Here you can read a really informative interview with Derek Webb concerning the Church, culture, his creative process, and of course, his new album “Stockholm Syndrome”.
Patrol Magazine is perhaps my favorite site I read, and this interview furthers secures its place in my affections. A favorite and very enlightening paragraph in the interview reads:
Stockholm Syndrome is the sound of me using the resources I have to create a barricade between my own community and the people I love more than anybody else in my life, who don’t understand (nor do I) the major disconnect between the way that Jesus loved people, and the way that Jesus’ followers love people. People have no problem with Jesus, this man who loved others so radically that he was killed for it. But many who now follow Jesus love others so poorly, and they seem more like those in the Biblical account who Jesus reserved the harshest language for. I’m as confused about that as my friends are. But it was time for me, personally, to draw a line and try to absorb for them, to join them on the line, absorbing this hatred that seems directed at them.

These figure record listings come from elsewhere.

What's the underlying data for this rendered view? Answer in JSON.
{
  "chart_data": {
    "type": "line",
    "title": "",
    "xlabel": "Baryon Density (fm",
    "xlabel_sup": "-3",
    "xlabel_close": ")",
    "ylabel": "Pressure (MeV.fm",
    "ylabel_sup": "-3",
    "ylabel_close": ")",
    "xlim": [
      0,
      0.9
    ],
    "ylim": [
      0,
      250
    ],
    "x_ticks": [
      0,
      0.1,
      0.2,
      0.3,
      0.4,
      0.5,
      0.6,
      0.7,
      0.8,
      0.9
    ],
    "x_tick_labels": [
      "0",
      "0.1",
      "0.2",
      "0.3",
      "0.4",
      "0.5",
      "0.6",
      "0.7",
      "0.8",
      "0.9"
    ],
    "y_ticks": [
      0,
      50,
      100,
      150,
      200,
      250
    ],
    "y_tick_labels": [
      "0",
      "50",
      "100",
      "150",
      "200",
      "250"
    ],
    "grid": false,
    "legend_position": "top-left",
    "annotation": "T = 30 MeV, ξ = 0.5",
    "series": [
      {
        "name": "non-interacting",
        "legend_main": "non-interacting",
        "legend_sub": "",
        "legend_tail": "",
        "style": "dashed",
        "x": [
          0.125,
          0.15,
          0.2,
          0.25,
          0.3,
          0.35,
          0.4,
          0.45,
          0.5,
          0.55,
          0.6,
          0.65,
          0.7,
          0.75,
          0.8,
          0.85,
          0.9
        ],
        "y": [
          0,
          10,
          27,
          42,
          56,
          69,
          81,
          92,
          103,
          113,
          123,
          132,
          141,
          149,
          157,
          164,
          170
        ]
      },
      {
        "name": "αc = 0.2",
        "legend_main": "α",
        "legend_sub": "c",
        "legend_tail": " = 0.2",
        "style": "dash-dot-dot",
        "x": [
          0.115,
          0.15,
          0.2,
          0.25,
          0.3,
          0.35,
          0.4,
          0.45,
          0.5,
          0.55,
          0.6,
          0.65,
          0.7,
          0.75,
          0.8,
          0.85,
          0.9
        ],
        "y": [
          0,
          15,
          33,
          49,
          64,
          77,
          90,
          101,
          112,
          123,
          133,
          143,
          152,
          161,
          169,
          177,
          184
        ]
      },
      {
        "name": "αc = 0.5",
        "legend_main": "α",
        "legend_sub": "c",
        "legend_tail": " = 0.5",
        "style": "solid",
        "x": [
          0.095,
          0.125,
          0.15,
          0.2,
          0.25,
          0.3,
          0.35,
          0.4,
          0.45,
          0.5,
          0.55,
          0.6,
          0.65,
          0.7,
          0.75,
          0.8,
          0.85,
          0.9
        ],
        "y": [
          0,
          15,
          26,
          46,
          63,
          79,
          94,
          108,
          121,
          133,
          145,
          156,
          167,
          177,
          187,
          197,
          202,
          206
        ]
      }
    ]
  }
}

I just couldn’t go another year in my personal life and not make some of these statements, simply because some of my best friends have been on the receiving end of that hatred.
A commenter on a previous post I wrote on this album let me know from a personal conversation he had with Webb that he does not in fact see himself as a prophet. Just an artist making art about what the world looks like to him. Derek says:
Ultimately, my job is to look at the world and tell people what I see—and I literally see it as part of my job, to agitate people. I’m good at it . . . Controversy—it’s not something that I’ve intentionally manufactured. I don’t look for opportunities to make it happen. As a communicator, though, I would be stupid to not take advantage of every opportunity.
I must say, after this interview, I really do have a much more understanding picture of Derek Webb in my head. I see more of his heart, and as I’ve really worn out the album, I’m starting to “get it” more.